I’ve never had an editor, but at a workshop I attended last fall,my query, synopsis and the first ten pages of my memoir were critiqued by Peter Joseph of St. Martin’s Press. He was direct and honest, offered up good advice and, if all editors are like him, I think the publishing world would be a pretty fun place. I’m dreaming, eh? An author he had worked with was also present and the two seemed to get along well. Oh, one other thing I liked about Peter was he held his critiquing sessions on the porch of a beautiful old log lodge overlooking the mountains on a perfect autumn day.
What Tetman said.
Even in my fantasies I’m willing to work hard.
And if I want a fizzy drink, I’ll have regular Coke. But I usually don’t.

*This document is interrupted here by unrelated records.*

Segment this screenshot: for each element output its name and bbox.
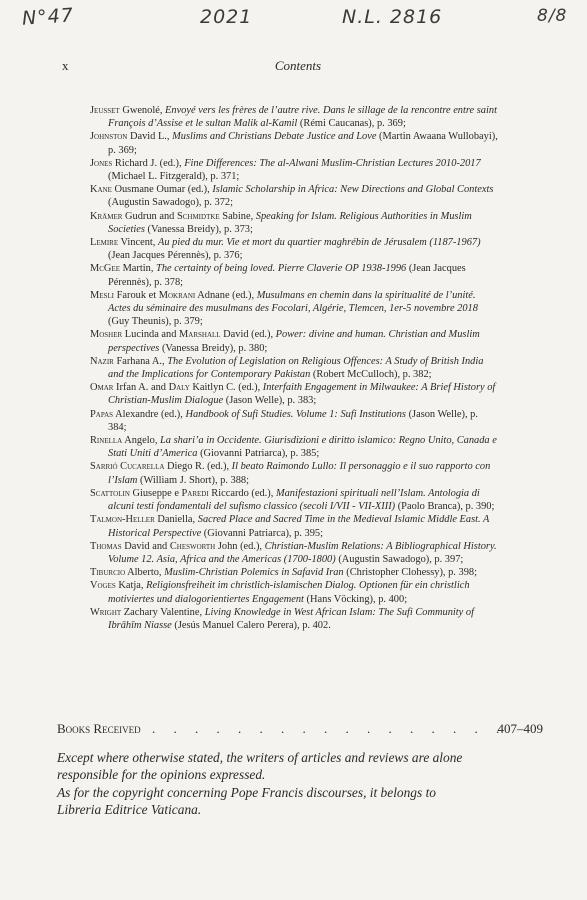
entry-title: Muslims and Christians Debate Justice and Love [172,131,377,143]
entry-text: Gwenolé, [119,105,166,116]
entry-text: Angelo, [122,435,161,447]
review-entry [90,606,498,632]
entry-text: Adnane (ed.), [195,289,257,301]
entry-author: Wright [90,606,122,618]
entry-text: Zachary Valentine, [121,606,205,618]
leader-dots: . . . . . . . . . . . . . . . . . [152,721,507,736]
entry-text: David (ed.), [220,329,276,341]
entry-title: Power: divine and human. Christian and Muslim perspectives [108,329,480,354]
entry-text: David L., [127,131,173,143]
entry-author: Scattolin [90,487,130,499]
entry-text: Gudrun and [122,210,177,222]
entry-text: Katja, [115,580,147,592]
entry-reviewer-page: (Jason Welle), p. 383; [223,395,317,407]
entry-title: Christian-Muslim Relations: A Bibliographical History. Volume 12. Asia, Africa and the Americas (1700-1800) [108,540,497,565]
entry-author: Tiburcio [90,567,126,579]
entry-text: John (ed.), [215,540,265,552]
entry-reviewer-page: (Guy Theunis), p. 379; [108,316,203,328]
entry-reviewer-page: (Michael L. Fitzgerald), p. 371; [108,171,240,183]
running-head [62,58,534,76]
entry-author: Papas [90,408,114,420]
entry-reviewer-page: (Vanessa Breidy), p. 380; [159,342,268,354]
review-entry [90,183,498,209]
disclaimer [57,749,477,819]
entry-reviewer-page: (Augustin Sawadogo), p. 372; [108,197,233,209]
entry-title: Envoyé vers les frères de l’autre rive. Dans le sillage de la rencontre entre saint François d’Assise et le sultan Malik al-Kamil [108,105,497,130]
entry-text: Martin, [119,263,157,275]
handwritten-note-4: 8/8 [537,6,568,26]
entry-reviewer-page: (Giovanni Patriarca), p. 385; [197,448,320,460]
review-entry [90,487,498,513]
page-title: Contents [274,58,322,73]
entry-author: Krämer [90,210,123,222]
page-number: x [62,58,69,73]
disclaimer-copyright: As for the copyright concerning Pope Francis discourses, it belongs to Libreria Editrice Vaticana. [57,784,436,818]
review-entry [90,157,498,183]
entry-title: The Evolution of Legislation on Religious Offences: A Study of British India and the Implications for Contemporary Pakistan [108,355,484,381]
review-entry [90,408,498,434]
handwritten-note-2: 2021 [200,6,253,28]
entry-title: Sacred Place and Sacred Time in the Medieval Islamic Middle East. A Historical Perspective [108,514,490,539]
entry-text: Alberto, [125,567,165,579]
entry-text: Vincent, [118,237,158,249]
entry-coauthor: Mokrani [158,289,196,301]
entry-title: Musulmans en chemin dans la spiritualité de l’unité. Actes du séminaire des musulmans des Focolari, Algérie, Tlemcen, 1er-5 novembre 2018 [108,289,478,315]
books-received-pages: 407–409 [497,721,543,736]
entry-reviewer-page: (Jason Welle), p. 384; [108,408,478,433]
entry-coauthor: Schmidtke [176,210,220,222]
entry-author: Mosher [90,329,123,341]
entry-coauthor: Marshall [179,329,221,341]
entry-author: Sarrió Cucarella [90,461,165,473]
review-entry [90,540,498,566]
entry-text: Lucinda and [122,329,180,341]
entry-reviewer-page: (William J. Short), p. 388; [137,474,249,486]
entry-title: Islamic Scholarship in Africa: New Directions and Global Contexts [212,184,494,196]
books-received-line [57,721,543,739]
review-entry [90,104,498,130]
review-entry [90,566,498,579]
entry-author: Johnston [90,131,128,143]
entry-text: Irfan A. and [113,382,169,394]
entry-title: Interfaith Engagement in Milwaukee: A Brief History of Christian-Muslim Dialogue [108,382,496,407]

My extremely good-looking editor (I wanted to touch his impossibly smooth cheek during lunch) left for another house midway through and I was shuttled to his also overly attractive colleague, female and hot off a major bestseller. Benefited from two sets of comments, but at a price. The first apologized for the wobbly markings on the manuscript, as most of the editing was done while he rode the bus to work. The second seemed to love it, rushed it through, had me write the flap and marketing copy (dangers of being in the biz).
When the box of hardcovers arrived on my doorstep, I was alone and wearing sweats after a workout. I picked up a couple, turned them around, said “huh,” and then wondered what was for lunch.
Indy Clause.
Someone who will call me on all my shit.
My dream editor would work just like my dentist: frown at my sloppy work, tilt me back, and make it all better.
Smiling at the notion of “my fantasy editor.” My imagination has not yet carried me there. I’ve read enough of this blog to know that whatever it is that I think I want might not be what i want at all.
No, I haven’t tried Coke Zero. I’m more of an A&W Root Beer girl myself. But that reminds me: I can’t get my coffee-maker to work. Do you have any idea how to fix that?
My fantasy editor is spineless and whiny. Small framed, boney and ugly. I crush him with my vision and glorious word wizardry. He learns to respect me and fears me even more. Every night he wakes to night terrors, screaming at the sight of my beautiful face. Like a cat I hiss in his direction.